Carry Nation’s visit to Kansas in early 1901 was marked by the anti-saloon forays (with her trademark hatchet) for which she is chiefly remembered. When finished in Kansas, Mrs. Nation and her entourage traveled north by train to Council Bluffs on their way to Des Moines. Excited rumors that she planned to descend on the saloons of Omaha appeared in the Nebraska press. The Omaha Daily News on February 9, 1901, reported her brief stay in Council Bluffs and her decision to sidestep Omaha.
“Mrs. Carrie [sic] Nation, the ‘Kansas Cyclone,’ whose coming to other cities is heralded by flaming posters and who is met at the depot by enthusiastic reception committees armed with hatchets, arrived unannounced at the union transfer in Council Bluffs at 5:50 this morning on her way from Kansas City to Des Moines. Two hours later she and her party took the train for the Iowa capital. No one met her except the night force of depot employees, whose welcome was greatly modified by the vigilant watch which they deemed necessary to keep on her and the saloon across the way. . . .

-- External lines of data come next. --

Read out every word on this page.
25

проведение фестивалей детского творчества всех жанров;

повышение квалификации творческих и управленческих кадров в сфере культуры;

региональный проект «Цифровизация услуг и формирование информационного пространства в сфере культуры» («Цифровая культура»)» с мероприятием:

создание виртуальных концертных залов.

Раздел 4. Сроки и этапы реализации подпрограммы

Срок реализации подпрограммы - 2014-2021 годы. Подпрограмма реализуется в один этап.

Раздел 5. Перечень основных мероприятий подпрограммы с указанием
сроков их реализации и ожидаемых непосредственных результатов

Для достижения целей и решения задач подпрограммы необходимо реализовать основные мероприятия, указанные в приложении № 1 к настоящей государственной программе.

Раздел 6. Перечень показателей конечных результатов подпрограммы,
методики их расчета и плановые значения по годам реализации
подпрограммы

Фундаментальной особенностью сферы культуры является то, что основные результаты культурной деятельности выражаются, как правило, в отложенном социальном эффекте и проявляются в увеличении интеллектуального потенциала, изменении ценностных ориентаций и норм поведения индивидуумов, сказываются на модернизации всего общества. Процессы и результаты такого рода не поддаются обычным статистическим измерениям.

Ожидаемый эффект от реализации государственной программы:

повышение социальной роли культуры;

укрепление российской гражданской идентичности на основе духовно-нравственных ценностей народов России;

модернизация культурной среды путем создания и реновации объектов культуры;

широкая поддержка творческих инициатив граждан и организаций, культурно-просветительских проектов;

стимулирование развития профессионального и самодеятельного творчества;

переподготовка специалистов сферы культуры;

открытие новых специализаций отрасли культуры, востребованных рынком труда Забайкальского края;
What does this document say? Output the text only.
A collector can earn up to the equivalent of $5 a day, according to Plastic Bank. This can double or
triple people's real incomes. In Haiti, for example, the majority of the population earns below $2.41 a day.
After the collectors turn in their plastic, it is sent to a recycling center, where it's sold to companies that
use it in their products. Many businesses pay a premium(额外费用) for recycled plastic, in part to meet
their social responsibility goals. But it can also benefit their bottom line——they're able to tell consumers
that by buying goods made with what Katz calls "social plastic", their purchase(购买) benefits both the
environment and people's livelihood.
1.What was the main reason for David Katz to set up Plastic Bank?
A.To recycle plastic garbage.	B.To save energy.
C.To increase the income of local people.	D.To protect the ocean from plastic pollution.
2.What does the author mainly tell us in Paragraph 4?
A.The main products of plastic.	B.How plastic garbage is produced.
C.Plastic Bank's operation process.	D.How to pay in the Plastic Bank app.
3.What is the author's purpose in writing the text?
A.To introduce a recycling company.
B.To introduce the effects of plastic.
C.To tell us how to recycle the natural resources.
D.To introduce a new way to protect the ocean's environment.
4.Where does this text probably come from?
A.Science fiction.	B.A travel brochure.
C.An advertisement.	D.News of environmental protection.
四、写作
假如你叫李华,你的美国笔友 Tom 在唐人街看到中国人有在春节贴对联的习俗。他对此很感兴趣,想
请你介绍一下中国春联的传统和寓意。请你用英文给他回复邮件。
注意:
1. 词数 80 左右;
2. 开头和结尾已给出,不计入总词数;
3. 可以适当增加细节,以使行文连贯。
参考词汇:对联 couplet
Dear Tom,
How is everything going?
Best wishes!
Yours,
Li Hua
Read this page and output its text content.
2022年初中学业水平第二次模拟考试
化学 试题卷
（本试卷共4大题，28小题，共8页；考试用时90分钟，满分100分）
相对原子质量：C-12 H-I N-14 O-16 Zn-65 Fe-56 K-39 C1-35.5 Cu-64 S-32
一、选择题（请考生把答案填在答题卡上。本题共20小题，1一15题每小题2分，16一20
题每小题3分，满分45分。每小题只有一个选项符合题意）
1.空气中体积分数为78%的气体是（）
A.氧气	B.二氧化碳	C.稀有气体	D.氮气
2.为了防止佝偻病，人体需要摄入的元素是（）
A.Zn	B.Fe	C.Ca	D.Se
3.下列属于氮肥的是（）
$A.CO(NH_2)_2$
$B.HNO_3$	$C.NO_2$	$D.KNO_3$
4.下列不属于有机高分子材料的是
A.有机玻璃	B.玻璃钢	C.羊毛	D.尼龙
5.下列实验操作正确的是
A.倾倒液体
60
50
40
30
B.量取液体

“When Mrs. Nation hopped from the train at the Council Bluffs depot, she was evidently bearing a flag of peace for she was not attired in her ‘raiding’ dress, an old black gown, with little rents and ugly liquor spots on it. She was dressed in a costume that was not particularly new or fashionable. ‘But I’ve got that other dress with me, and I may have to put it on before I get through with this trip,’ she declared, with a laugh that shook her all over. ‘I do not intend to smash any joints on this trip, although I will not go out of my way [to] avoid one.'”
A separate article in the same issue of the Daily News quoted Judge Charles T. Dickinson of Omaha, who had just returned from Kansas: “‘The escapades of Mrs. Nation are the chief topic of conversation down there. . . . I have been told that she is coming to Chicago and Omaha to lecture. An attorney jokingly remarked, this morning, that the barkeepers were beginning to put armor on their saloon fixtures in anticipation of the call.'”
Mrs. Nation was asked at Council Bluffs whether she would go to Omaha, and she replied that she would not, implying that the necessity of keeping her lecture commitments prevented it.